La consejera del ramo asegura que admitirá la petición «sin duda alguna», aunque advierte que los trámites son «largos y complejos»

IDOYA REYOVIEDO.
Cultura tramitará la declaración de la fábrica de armas de Trubia como BIC

La Consejería de Educación, Cultura y Deporte iniciará los trámites para incoar el expediente para la declaración de la fábrica de armas de Trubia como Bien de Interés Cultural (BIC). Así lo comunicó ayer la consejera del área, Ana González, tan solo una semana después de que el Grupo Municipal de Izquierda Unida presentara el documento con la propuesta demandada por los vecinos de la localidad.

El geógrafo Manuel Antonio Huerta, encargado de elaborar un exhaustivo informe, propone la protección del conjunto histórico de la fábrica de armas, así como del barrio obrero de Junigro, el primero que ocupó la margen derecha del río Trubia. Además, como en toda declaración de BIC, señala un entorno que también quedaría blindado.

«La fábrica de armas de Trubia podría perfectamente ser declarada BIC y nuestra voluntad es, sin duda alguna, tramitar esa petición», se comprometió González. No obstante, la consejera advirtió que la tramitación es «larga y compleja», pues este tipo de procesos requieren la solicitud y evaluación de informes y análisis de expertos.

En la actualidad solo dos inmuebles del conjunto de la fábrica cuentan con protección. Son el inmueble de oficinas y el de artillería, considerado como «el mejor edificio industrial de España». Pero dentro de ese recinto hay muchos otros bienes muebles e inmuebles que deberían, según los impulsores de la idea, estar protegidos.
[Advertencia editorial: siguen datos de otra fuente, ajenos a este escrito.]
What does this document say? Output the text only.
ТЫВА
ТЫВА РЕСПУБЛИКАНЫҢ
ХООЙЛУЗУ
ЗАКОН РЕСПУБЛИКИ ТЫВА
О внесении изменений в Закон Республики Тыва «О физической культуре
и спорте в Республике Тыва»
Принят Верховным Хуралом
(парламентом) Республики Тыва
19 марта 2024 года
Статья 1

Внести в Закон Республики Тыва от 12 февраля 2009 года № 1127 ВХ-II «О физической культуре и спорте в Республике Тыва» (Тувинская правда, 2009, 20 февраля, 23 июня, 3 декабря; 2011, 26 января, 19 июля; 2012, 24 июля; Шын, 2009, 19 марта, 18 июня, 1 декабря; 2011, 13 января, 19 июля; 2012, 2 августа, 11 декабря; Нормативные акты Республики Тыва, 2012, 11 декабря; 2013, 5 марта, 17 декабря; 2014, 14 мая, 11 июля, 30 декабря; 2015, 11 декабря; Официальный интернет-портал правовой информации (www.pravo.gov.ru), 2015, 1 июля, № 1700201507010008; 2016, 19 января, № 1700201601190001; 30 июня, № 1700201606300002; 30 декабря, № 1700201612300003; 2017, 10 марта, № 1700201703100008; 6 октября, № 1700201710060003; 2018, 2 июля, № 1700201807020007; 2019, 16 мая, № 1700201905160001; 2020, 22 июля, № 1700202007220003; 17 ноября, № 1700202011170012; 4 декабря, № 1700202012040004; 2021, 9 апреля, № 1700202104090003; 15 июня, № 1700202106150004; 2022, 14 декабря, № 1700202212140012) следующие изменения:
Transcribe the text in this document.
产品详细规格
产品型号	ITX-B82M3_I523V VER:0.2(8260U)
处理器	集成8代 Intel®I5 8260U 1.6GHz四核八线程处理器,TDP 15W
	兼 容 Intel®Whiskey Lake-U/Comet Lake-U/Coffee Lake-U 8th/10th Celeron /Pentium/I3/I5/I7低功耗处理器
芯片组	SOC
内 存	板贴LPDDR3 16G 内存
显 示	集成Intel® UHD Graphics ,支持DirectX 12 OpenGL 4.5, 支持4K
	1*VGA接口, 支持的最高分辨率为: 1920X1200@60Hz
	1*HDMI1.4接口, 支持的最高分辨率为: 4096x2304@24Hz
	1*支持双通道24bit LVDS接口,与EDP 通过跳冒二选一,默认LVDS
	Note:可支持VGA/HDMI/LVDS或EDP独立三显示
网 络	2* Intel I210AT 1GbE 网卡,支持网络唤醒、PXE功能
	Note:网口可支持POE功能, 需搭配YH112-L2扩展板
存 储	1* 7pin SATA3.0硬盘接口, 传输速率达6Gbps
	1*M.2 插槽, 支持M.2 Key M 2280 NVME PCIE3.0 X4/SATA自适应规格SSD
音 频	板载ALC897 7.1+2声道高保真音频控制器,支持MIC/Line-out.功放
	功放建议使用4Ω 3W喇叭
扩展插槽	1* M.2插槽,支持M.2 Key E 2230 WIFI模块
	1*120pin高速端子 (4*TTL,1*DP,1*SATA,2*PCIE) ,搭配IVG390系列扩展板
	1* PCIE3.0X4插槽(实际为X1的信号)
Allí se conserva la residencia de ingenieros, con capilla y cementerio, el edificio del laboratorio con material, que fue incluso reclamado por la empresa alemana que lo fabricó para su museo, y diferentes elementos artísticos. Todos los bienes enumerados sumados al barrio de Junigro con el casino obrero y bloques de viviendas suman una treintena a proteger.

«La declaración de un BIC implica conservar y mantener el patrimonio industrial, pero también que siga con la misma actividad. Y si hubiera edificios sin uso, sería necesario darles utilidad social, hotelera o de algún tipo», explicó durante la presentación Huerta. De hecho, el proyecto incluye muchos edificios del entorno sin uso, como el de la Bombilla. IU pidió la intervención de la consejería de Cultura «para que no se destruya ni un papel más. Documentación de carácter histórico se está sacando en camiones para llevarlos a Cogersa. La empresa General Dynamics está destruyendo documentos de los años 30», aseguró el portavoz de IU en el Consistorio, Roberto Sánchez Ramos. Asegura que han dado este paso porque asó lo reclamaban los vecinos de Trubia y «porque queremos que este sea el final del expolio».